Abstract

A best evidence topic was written according to a structured protocol. The question addressed was, should the practising interventional cardiologist use drug-eluting stents (DESs) or bare-metal stents (BMSs) when undertaking primary percutaneous coronary intervention (PCI) in diabetic patients. The relevant outcomes that were used to determine the answer to this question included: in-stent restenosis, target vessel revascularization (TVR), mortality, myocardial infarction and in-stent thrombosis. The OVID Medline database was used to carry out the reported search for abstracts of relevant journal articles. Altogether 102 papers were found, of which 7 represented the best evidence to answer the clinical question. The authors, journal, date and country of publication, patient group studied, study type, relevant outcomes and results of these papers are tabulated. From the evidence available, we conclude that in-stent restenosis is less likely to occur over a follow-up of at least 6 months if a DES is used instead of a BMS. Furthermore, TVR is less likely to be required in diabetic patients who receive a DES in comparison with a BMS. Nevertheless, no significant difference in mortality between stents was detected by the studies reviewed.
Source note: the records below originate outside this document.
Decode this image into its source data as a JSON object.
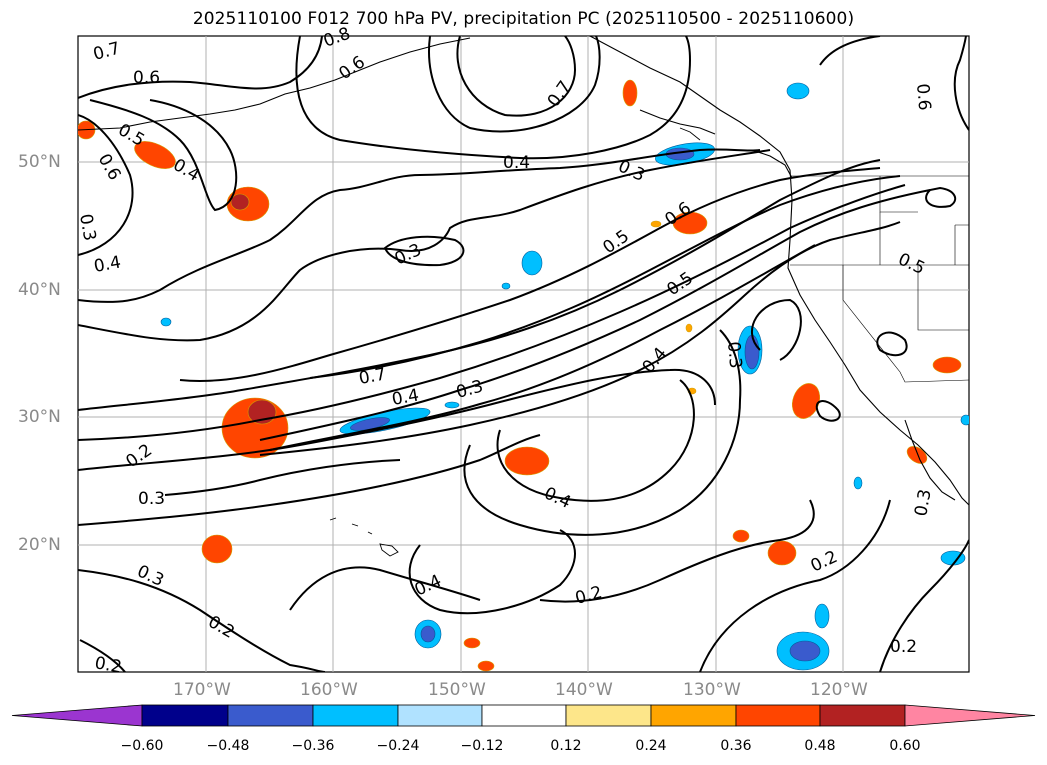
{
  "title": "2025110100 F012 700 hPa PV, precipitation PC (2025110500 - 2025110600)",
  "lat_labels": [
    "50°N",
    "40°N",
    "30°N",
    "20°N"
  ],
  "lon_labels": [
    "170°W",
    "160°W",
    "150°W",
    "140°W",
    "130°W",
    "120°W"
  ],
  "contour_labels": [
    "0.7",
    "0.6",
    "0.5",
    "0.6",
    "0.4",
    "0.3",
    "0.4",
    "0.8",
    "0.7",
    "0.6",
    "0.4",
    "0.3",
    "0.3",
    "0.5",
    "0.6",
    "0.5",
    "0.5",
    "0.4",
    "0.3",
    "0.7",
    "0.4",
    "0.3",
    "0.2",
    "0.3",
    "0.4",
    "0.3",
    "0.2",
    "0.4",
    "0.2",
    "0.2",
    "0.2",
    "0.3",
    "0.2",
    "0.6"
  ],
  "colorbar": {
    "ticks": [
      "−0.60",
      "−0.48",
      "−0.36",
      "−0.24",
      "−0.12",
      "0.12",
      "0.24",
      "0.36",
      "0.48",
      "0.60"
    ],
    "colors": [
      "#9b35d0",
      "#00008b",
      "#3a5bcd",
      "#00bfff",
      "#b0e2ff",
      "#ffffff",
      "#fde68a",
      "#ffa500",
      "#ff4500",
      "#b22222",
      "#ff85a2"
    ]
  }
}
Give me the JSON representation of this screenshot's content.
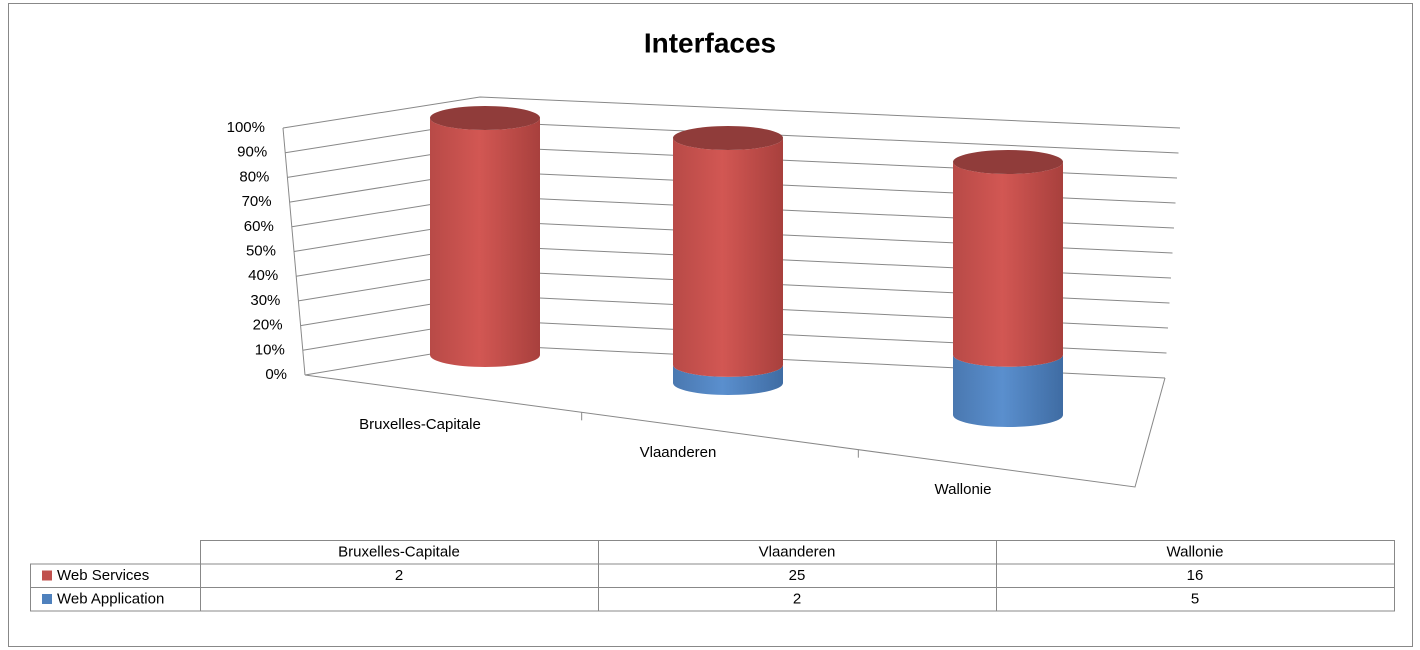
{
  "chart_data": {
    "type": "cylinder",
    "stacking": "percent",
    "title": "Interfaces",
    "categories": [
      "Bruxelles-Capitale",
      "Vlaanderen",
      "Wallonie"
    ],
    "series": [
      {
        "name": "Web Services",
        "color": "#c0504d",
        "values": [
          2,
          25,
          16
        ]
      },
      {
        "name": "Web Application",
        "color": "#4f81bd",
        "values": [
          null,
          2,
          5
        ]
      }
    ],
    "ylim": [
      0,
      100
    ],
    "yticks": [
      {
        "value": 0,
        "label": "0%"
      },
      {
        "value": 10,
        "label": "10%"
      },
      {
        "value": 20,
        "label": "20%"
      },
      {
        "value": 30,
        "label": "30%"
      },
      {
        "value": 40,
        "label": "40%"
      },
      {
        "value": 50,
        "label": "50%"
      },
      {
        "value": 60,
        "label": "60%"
      },
      {
        "value": 70,
        "label": "70%"
      },
      {
        "value": 80,
        "label": "80%"
      },
      {
        "value": 90,
        "label": "90%"
      },
      {
        "value": 100,
        "label": "100%"
      }
    ],
    "grid": true,
    "data_table": true
  }
}
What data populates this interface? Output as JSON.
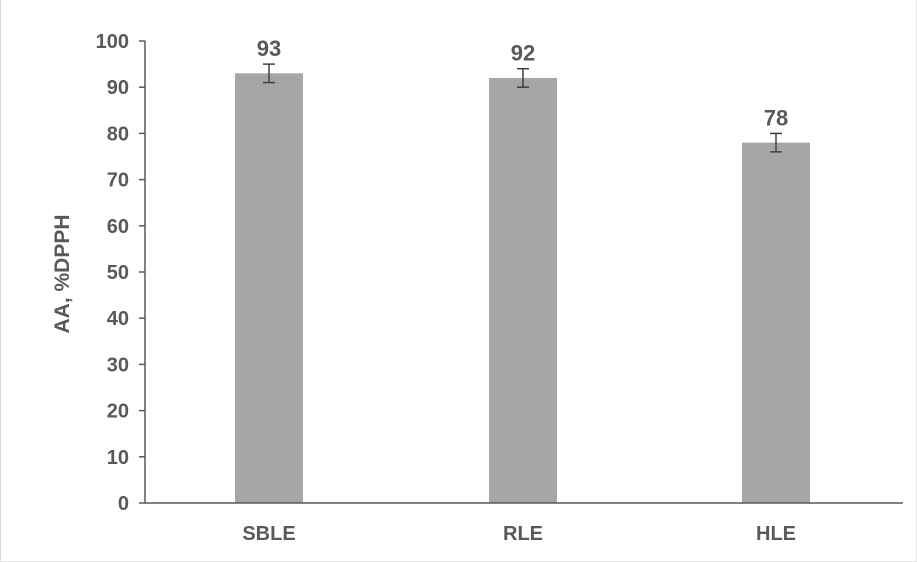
{
  "chart_data": {
    "type": "bar",
    "title": "",
    "xlabel": "",
    "ylabel": "AA, %DPPH",
    "categories": [
      "SBLE",
      "RLE",
      "HLE"
    ],
    "values": [
      93,
      92,
      78
    ],
    "error_bars": [
      2,
      2,
      2
    ],
    "data_labels": [
      "93",
      "92",
      "78"
    ],
    "ylim": [
      0,
      100
    ],
    "yticks": [
      0,
      10,
      20,
      30,
      40,
      50,
      60,
      70,
      80,
      90,
      100
    ],
    "ytick_labels": [
      "0",
      "10",
      "20",
      "30",
      "40",
      "50",
      "60",
      "70",
      "80",
      "90",
      "100"
    ],
    "grid": false,
    "legend": "none",
    "colors": {
      "bar": "#a6a6a6",
      "axis": "#595959",
      "text": "#595959",
      "error_bar": "#404040"
    }
  }
}
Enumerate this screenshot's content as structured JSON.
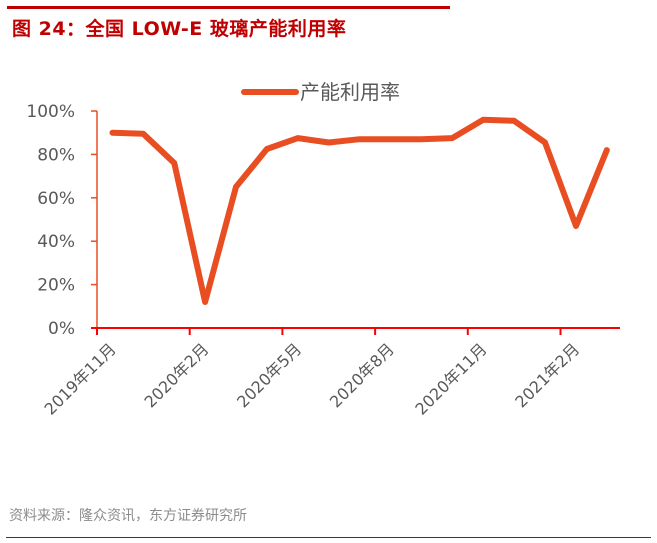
{
  "figure": {
    "title": "图 24：全国 LOW-E 玻璃产能利用率",
    "source": "资料来源：隆众资讯，东方证券研究所"
  },
  "colors": {
    "title": "#c00000",
    "line": "#e84e22",
    "x_axis": "#ff0000",
    "y_axis": "#e84e22",
    "tick_label": "#595959"
  },
  "chart_data": {
    "type": "line",
    "title": "图 24：全国 LOW-E 玻璃产能利用率",
    "xlabel": "",
    "ylabel": "",
    "ylim": [
      0,
      100
    ],
    "y_ticks": [
      "0%",
      "20%",
      "40%",
      "60%",
      "80%",
      "100%"
    ],
    "x_tick_labels": [
      "2019年11月",
      "2020年2月",
      "2020年5月",
      "2020年8月",
      "2020年11月",
      "2021年2月"
    ],
    "legend": {
      "position": "top",
      "entries": [
        "产能利用率"
      ]
    },
    "grid": false,
    "categories": [
      "2019年11月",
      "2019年12月",
      "2020年1月",
      "2020年2月",
      "2020年3月",
      "2020年4月",
      "2020年5月",
      "2020年6月",
      "2020年7月",
      "2020年8月",
      "2020年9月",
      "2020年10月",
      "2020年11月",
      "2020年12月",
      "2021年1月",
      "2021年2月",
      "2021年3月"
    ],
    "series": [
      {
        "name": "产能利用率",
        "unit": "%",
        "values": [
          90,
          89.5,
          76,
          12,
          65,
          82.5,
          87.5,
          85.5,
          87,
          87,
          87,
          87.5,
          96,
          95.5,
          85.5,
          47,
          82
        ]
      }
    ]
  }
}
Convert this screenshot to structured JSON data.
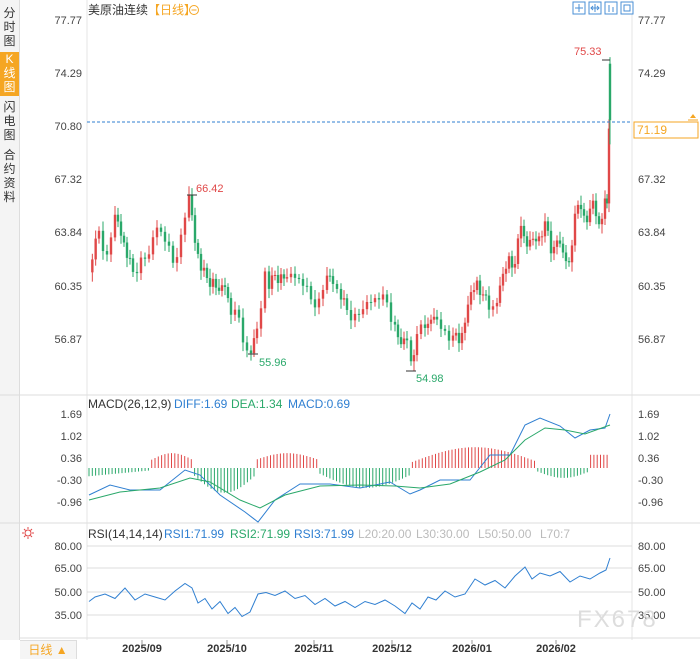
{
  "header": {
    "title": "美原油连续",
    "period": "【日线】",
    "toggle_icon": "circle-minus-icon",
    "tools": [
      "crosshair-icon",
      "move-icon",
      "bar-chart-icon",
      "expand-icon"
    ]
  },
  "sidebar": {
    "tabs": [
      {
        "label": "分时图",
        "active": false
      },
      {
        "label": "K线图",
        "active": true
      },
      {
        "label": "闪电图",
        "active": false
      },
      {
        "label": "合约资料",
        "active": false
      }
    ]
  },
  "colors": {
    "up": "#e04848",
    "down": "#2aa86a",
    "blue": "#2f7fd1",
    "orange": "#f5a623",
    "ref": "#f5a623"
  },
  "price_axis": {
    "ticks": [
      "77.77",
      "74.29",
      "70.80",
      "67.32",
      "63.84",
      "60.35",
      "56.87"
    ]
  },
  "price_marks": {
    "current": "71.19",
    "high": "75.33",
    "peak1": "66.42",
    "low1": "55.96",
    "low2": "54.98"
  },
  "macd": {
    "params": "MACD(26,12,9)",
    "diff": "DIFF:1.69",
    "dea": "DEA:1.34",
    "macd": "MACD:0.69",
    "ticks": [
      "1.69",
      "1.02",
      "0.36",
      "-0.30",
      "-0.96"
    ]
  },
  "rsi": {
    "params": "RSI(14,14,14)",
    "rsi1": "RSI1:71.99",
    "rsi2": "RSI2:71.99",
    "rsi3": "RSI3:71.99",
    "l20": "L20:20.00",
    "l30": "L30:30.00",
    "l50": "L50:50.00",
    "l70": "L70:7",
    "ticks": [
      "80.00",
      "65.00",
      "50.00",
      "35.00"
    ]
  },
  "dates": [
    "2025/09",
    "2025/10",
    "2025/11",
    "2025/12",
    "2026/01",
    "2026/02"
  ],
  "bottom": {
    "period": "日线 ▲"
  },
  "watermark": "FX678"
}
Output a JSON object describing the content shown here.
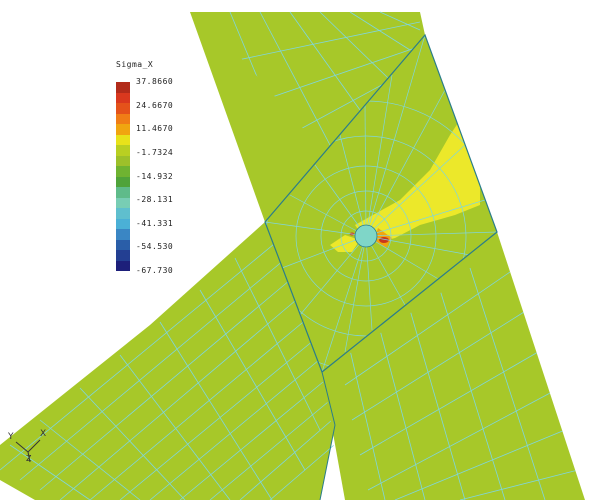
{
  "legend": {
    "title": "Sigma_X",
    "levels": [
      {
        "label": "37.8660",
        "color": "#b22b1a"
      },
      {
        "label": "24.6670",
        "color": "#e4521a"
      },
      {
        "label": "11.4670",
        "color": "#f0a510"
      },
      {
        "label": "-1.7324",
        "color": "#9dc02a"
      },
      {
        "label": "-14.932",
        "color": "#4fa33a"
      },
      {
        "label": "-28.131",
        "color": "#78cdb4"
      },
      {
        "label": "-41.331",
        "color": "#4bb0d6"
      },
      {
        "label": "-54.530",
        "color": "#2a5ea8"
      },
      {
        "label": "-67.730",
        "color": "#1d1f7a"
      }
    ],
    "band_colors": [
      "#b22b1a",
      "#d9381e",
      "#e4521a",
      "#f07d16",
      "#f0a510",
      "#e8e21a",
      "#b9cf22",
      "#9dc02a",
      "#6fb331",
      "#4fa33a",
      "#5fbb8a",
      "#78cdb4",
      "#5fbfce",
      "#4bb0d6",
      "#3a86c4",
      "#2a5ea8",
      "#233f92",
      "#1d1f7a"
    ]
  },
  "triad": {
    "x_label": "X",
    "y_label": "Y",
    "z_label": "Z"
  },
  "colors": {
    "body": "#a7c829",
    "mesh": "#7fd6dc",
    "edge": "#2a7d8a",
    "hot": "#ece82a"
  }
}
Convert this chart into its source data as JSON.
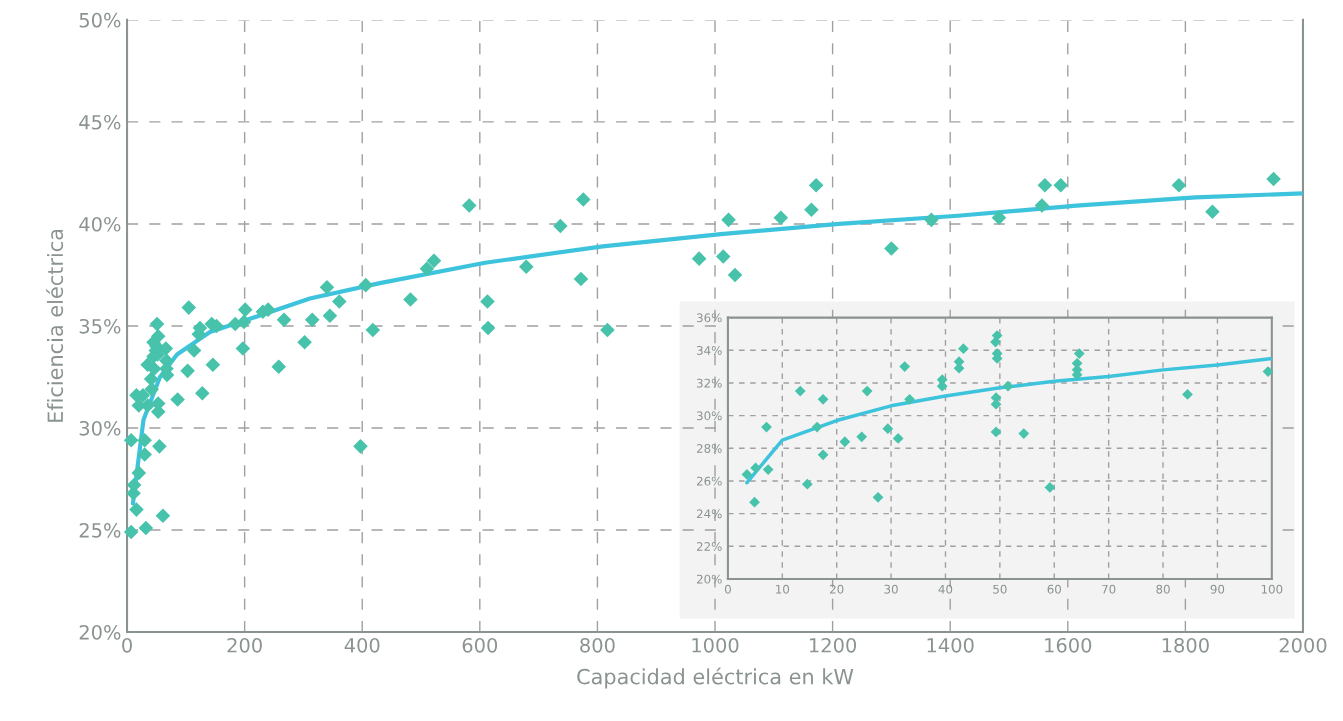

This included no difference in the incidence of cardiac and non-cardiac causes of death. There was evidence showing that DESs are associated with a decrease in the risk of myocardial infarction and, in particular, a decrease in non-Q-wave myocardial infarction. However, there was also conflicting evidence demonstrating no significant difference in the incidence of myocardial infarction between diabetic patients who had received a BMS or a DES. Moreover, the available evidence showed no significant difference in the risk of in-stent thrombosis for all DESs with the exception of Sirolimus eluting stents in which the evidence was not consistent. In summary, the available evidence supports the use of DESs over BMSs in diabetic patients undergoing primary PCI.